Mill’in özgürlük savunusu aynı zamanda kamusal çıkarı korumak için sınırlayıcıdır.
Yani bir siyasetçi çıkıp, “Ben böyle hissediyorum, bu yüzden açıklama yapmıyorum,” diyebilir mi? Der elbette.
Ama bu tercihin de bir bedeli olur. Çünkü siyaset, kişisel bir alan değil, kamusal bir sorumluluktur.
Demokrasi söz konusu olduğunda, susmak da konuşmak kadar bir tercihtir. Ama her tercih, kendi ahlaki ve toplumsal sonucunu doğurur.
Sessizliğin sonucu nedir? Güvenin aşınması, kurumların zayıflaması ve sonunda demokratik meşruiyetin sorgulanmasıdır.
Batı demokrasilerinde bu tür tutumlar ciddiyetle değerlendirilir.
Susmak, stratejik davranmak, “günü kurtarmak” belki anlaşılır olabilir.
“Şark kurnazlığı” dediğimiz, duruma göre pozisyon alıp sorumluluktan kaçma hali, kısa vadede akıllıca görünebilir.
Sonuçta “şark kurnazlığı” vardır, “garp kurnazlığı” diye bir şey yoktur…
Ama konu demokrasi olunca, bu tür hesaplar yalnızca kurumlarda değil, toplumsal hafızada da iz bırakır.
Kısacası mesele, “sevdiğimiz için yapmadıklarımız”la değil, “sorumluluğumuz olduğu halde yapmadıklarımızla” ölçülür.
Gregor Samsa kelebek olsaydı da mesele aynıydı:
İnsan, bazen neye dönüştüğüyle değil, nasıl davrandığıyla hatırlanır.
Susmak mı istiyorsunuz?
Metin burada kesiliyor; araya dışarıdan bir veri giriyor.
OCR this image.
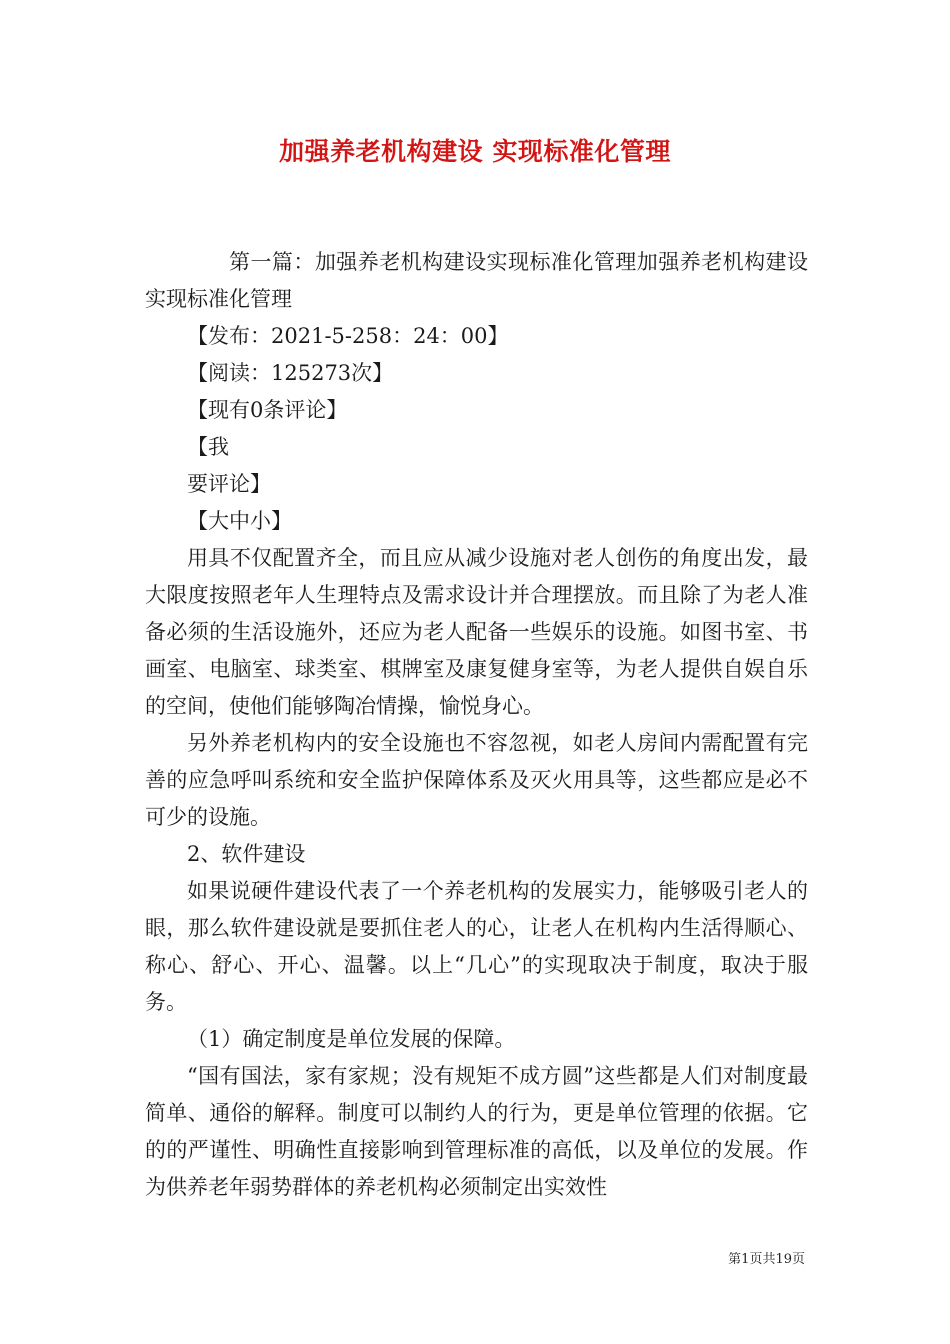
加强养老机构建设 实现标准化管理

第一篇：加强养老机构建设实现标准化管理加强养老机构建设实现标准化管理

【发布：2021-5-258：24：00】

【阅读：125273次】

【现有0条评论】

【我

要评论】

【大中小】

用具不仅配置齐全，而且应从减少设施对老人创伤的角度出发，最大限度按照老年人生理特点及需求设计并合理摆放。而且除了为老人准备必须的生活设施外，还应为老人配备一些娱乐的设施。如图书室、书画室、电脑室、球类室、棋牌室及康复健身室等，为老人提供自娱自乐的空间，使他们能够陶冶情操，愉悦身心。

另外养老机构内的安全设施也不容忽视，如老人房间内需配置有完善的应急呼叫系统和安全监护保障体系及灭火用具等，这些都应是必不可少的设施。

2、软件建设

如果说硬件建设代表了一个养老机构的发展实力，能够吸引老人的眼，那么软件建设就是要抓住老人的心，让老人在机构内生活得顺心、称心、舒心、开心、温馨。以上“几心”的实现取决于制度，取决于服务。

（1）确定制度是单位发展的保障。

“国有国法，家有家规；没有规矩不成方圆”这些都是人们对制度最简单、通俗的解释。制度可以制约人的行为，更是单位管理的依据。它的的严谨性、明确性直接影响到管理标准的高低，以及单位的发展。作为供养老年弱势群体的养老机构必须制定出实效性

第1页共19页
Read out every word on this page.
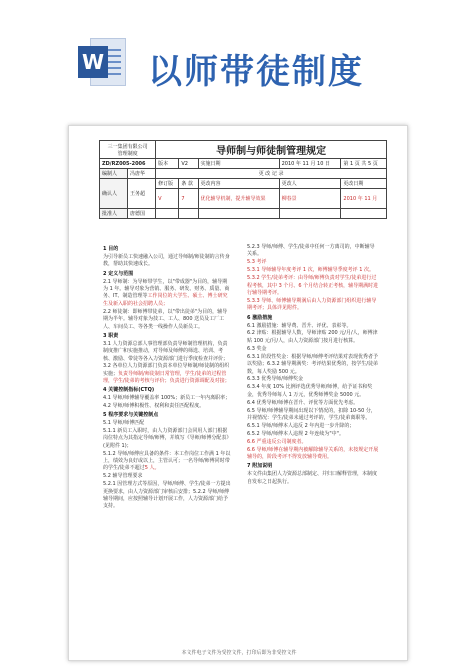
W 以师带徒制度
三一集团有限公司
管理制度		导师制与师徒制管理规定				
ZD/RZ005-2006		版本	V2	实施日期	2010 年 11 月 10 日	第 1 页 共 5 页
编制人	冯唐华	更 改 记 录				
确认人	王务超	修订版	条 款	更改内容	更改人	更改日期
		V	7	优化辅导机制，提升辅导效果	柳春景	2010 年 11 月
批准人	唐德国					

1 目的

为引导新员工快速融入公司，通过导师制/师徒制的言传身教，帮助其快速成长。

2 定义与范围

2.1 导师制：为导师带学生，以"带成器"为目的，辅导期为 1 年。辅导对象为营销、服务、研发、财务、质量、商务、IT、制造管理等工作岗位的大学生、硕士、博士研究生及新入职的社会招聘人员；

2.2 师徒制：即师傅带徒弟，以"带出徒弟"为目的，辅导期为半年。辅导对象为技工、工人、800 送员及工厂工人、车间员工、等各类一线操作人员新员工。

3 职责

3.1 人力资源总部人事管理部负责导师制管理机构，负责制度推广和实施推动，对导师及师傅的筛选、培训、考核、激励、带徒等各入力资源部门进行季度检查并评价；3.2 各单位人力资源部门负责本单位导师制/师徒制的组织实施；负责导师制/师徒制日常管理，学生/徒弟的过程管理，学生/徒弟的考核与评价；负责进行资源调配及对接；

4 关键控制指标(CTQ)

4.1 导师/师傅辅导覆盖率 100%；新员工一年内离职率；4.2 导师/师傅积极性、权利和责任匹配程度。

5 程序要求与关键控制点

5.1 导师/师傅匹配

5.1.1 新员工入职时，由人力资源部门会同用人部门根据岗位特点为其指定导师/师傅，并填写《导师/师傅分配表》(见附件 1)；

5.1.2 导师/师傅应具备的条件：本工作岗位工作满 1 年以上，绩效为良好或以上，主管认可；一名导师/师傅同时带的学生/徒弟不超过5 人。

5.2 辅导管理要求

5.2.1 因管理方式等原因，导师/师傅、学生/徒弟一方提出更换要求，由人力资源部门审核后安排；5.2.2 导师/师傅辅导期间，应按照辅导计划开展工作，人力资源部门给予支持。

5.2.3 导师/师傅、学生/徒弟中任何一方离司的，中断辅导关系。

5.3 考评

5.3.1 导师辅导年度考评 1 次，师傅辅导季度考评 1 次。

5.3.2 学生/徒弟考评：由导师/师傅负责对学生/徒弟进行过程考核，其中 3 个月、6 个月结合转正考核，辅导期满时进行辅导期考评。

5.3.3 导师、师傅辅导期满后由人力资源部门组织进行辅导期考评；具体详见附件。

6 激励措施

6.1 激励措施：辅导费、晋升、评优、表彰等。

6.2 津贴：根据辅导人数，导师津贴 200 元/月/人，师傅津贴 100 元/月/人，由人力资源部门按月进行核算。

6.3 奖金

6.3.1 阶段性奖金：根据导师/师傅考评结果对表现优秀者予以奖励；6.3.2 辅导期满奖：考评结果优秀的，按学生/徒弟数，每人奖励 500 元。

6.3.3 优秀导师/师傅奖金

6.3.4 年度 10% 比例评选优秀导师/师傅，给予证书和奖金，优秀导师每人 1 万元，优秀师傅奖金 5000 元。

6.4 优秀导师/师傅在晋升、评优等方面优先考虑。

6.5 导师/师傅辅导期间出现以下情况的，扣除 10-50 分，并视情况：学生/徒弟未通过考评的，学生/徒弟离职等。

6.5.1 导师/师傅本人违反 2 年内进一步升降的；

6.5.2 导师/师傅本人违规 2 年连续为"中"。

6.6 严重违反公司制度者。

6.6 导师/师傅在辅导期内被解除辅导关系的，未按规定开展辅导的，阶段考评不得发放辅导费用。

7 附加说明

本文件由集团人力资源总部制定、并归口解释管理，本制度自发布之日起执行。

本文件电子文件为受控文件，打印后即为非受控文件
Buyurun, tam sırası. Biz soru sorunca ‘pozisyon almaya zorluyorsunuz’ diyorsunuz.
Haklısınız… Ne de olsa gerçek demokrasilerde halk soru sormaz, vekiller de cevap vermez!
Demokrasi, vekilim, senin rahatın için değil, halkın hakları için vardır.